冷蔵庫を開けると、先週スーパーからスカウトした使いかけの食品が所狭しとその時を待っていた。
「レンチンで食べれるから食べちゃってね」
ってあれほど言ったのに。
TKGとか食べるだろうなと思ってそのままにしたのに。
卵とキャベツは見事に残っていて、冷蔵庫のスペースを奪っていた。
「予定より一時間くらい早く帰れそう」
と彼から連絡があったのは約2時間前。
私が最寄りのバス停でバスを待っている間に蚊に刺された頃。
そんなこと言われても私の到着が早くなることはないのにな、
と背骨の上を1時間半腰へ向かう途中にひたすら「到着後の動き」考えていた。
普段ほとんど使われることがないきれいなその場所は、私の到着を待っていたかのように片づけられていた。
私の暮らす部屋よりもかなりコンパクトなその場所で 彼が食べたいとった夕飯を作り始めた。
思えばこうやって彼の帰りを待つのは初めてだったかもしれない。
彼のいない彼の部屋は抜け殻みたいだったけれど、 【信頼されている】というちょっとした優越感に浸っていた。

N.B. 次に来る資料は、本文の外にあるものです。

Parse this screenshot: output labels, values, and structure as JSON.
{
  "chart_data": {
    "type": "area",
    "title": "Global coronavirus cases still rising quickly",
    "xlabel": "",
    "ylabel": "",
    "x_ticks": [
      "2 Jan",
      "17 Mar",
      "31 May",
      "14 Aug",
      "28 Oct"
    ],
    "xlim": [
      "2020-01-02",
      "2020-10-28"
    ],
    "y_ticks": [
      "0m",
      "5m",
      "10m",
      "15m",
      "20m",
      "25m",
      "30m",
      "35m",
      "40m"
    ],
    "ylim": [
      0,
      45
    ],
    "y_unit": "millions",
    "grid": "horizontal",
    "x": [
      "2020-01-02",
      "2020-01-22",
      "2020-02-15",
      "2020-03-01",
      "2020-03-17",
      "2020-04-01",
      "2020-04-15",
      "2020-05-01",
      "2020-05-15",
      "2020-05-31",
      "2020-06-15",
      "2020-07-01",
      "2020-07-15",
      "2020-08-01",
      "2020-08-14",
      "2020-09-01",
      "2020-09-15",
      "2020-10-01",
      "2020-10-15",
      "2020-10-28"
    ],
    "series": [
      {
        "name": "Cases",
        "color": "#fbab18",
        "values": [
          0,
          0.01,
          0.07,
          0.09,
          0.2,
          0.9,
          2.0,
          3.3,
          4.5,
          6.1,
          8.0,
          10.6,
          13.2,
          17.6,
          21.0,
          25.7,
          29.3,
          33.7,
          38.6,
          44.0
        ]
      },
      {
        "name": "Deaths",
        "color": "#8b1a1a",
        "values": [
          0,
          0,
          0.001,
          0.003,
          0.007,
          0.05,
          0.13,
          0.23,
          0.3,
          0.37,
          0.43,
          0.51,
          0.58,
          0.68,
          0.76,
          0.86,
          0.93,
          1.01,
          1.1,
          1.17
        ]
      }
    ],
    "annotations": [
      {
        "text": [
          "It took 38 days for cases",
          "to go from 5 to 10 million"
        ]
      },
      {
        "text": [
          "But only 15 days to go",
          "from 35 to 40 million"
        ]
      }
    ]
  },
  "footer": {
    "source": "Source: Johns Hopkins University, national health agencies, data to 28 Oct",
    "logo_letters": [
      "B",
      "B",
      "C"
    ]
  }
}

「そのうち、こんな暮らしも当たり前になるかも」なんて妄想を繰り広げていたら、玉ねぎにやられて涙が出てきた。
「うわっ」と一人で毒を吐いてみじん切りを続ける。
「ただいま~」
と声がして我に返る。
まだ みじん切りしか済んでないのに!と思いながらスリッパをパタパタさせ玄関まで出迎える。
「え、なんで泣いてるの?さみしかった?」
と私を覗き込んだ彼の表情があまりにも滑稽で、そのまま彼にキスをした。
「鼻水ついたじゃん(笑)」
と、呆れたように私の頭を撫でた。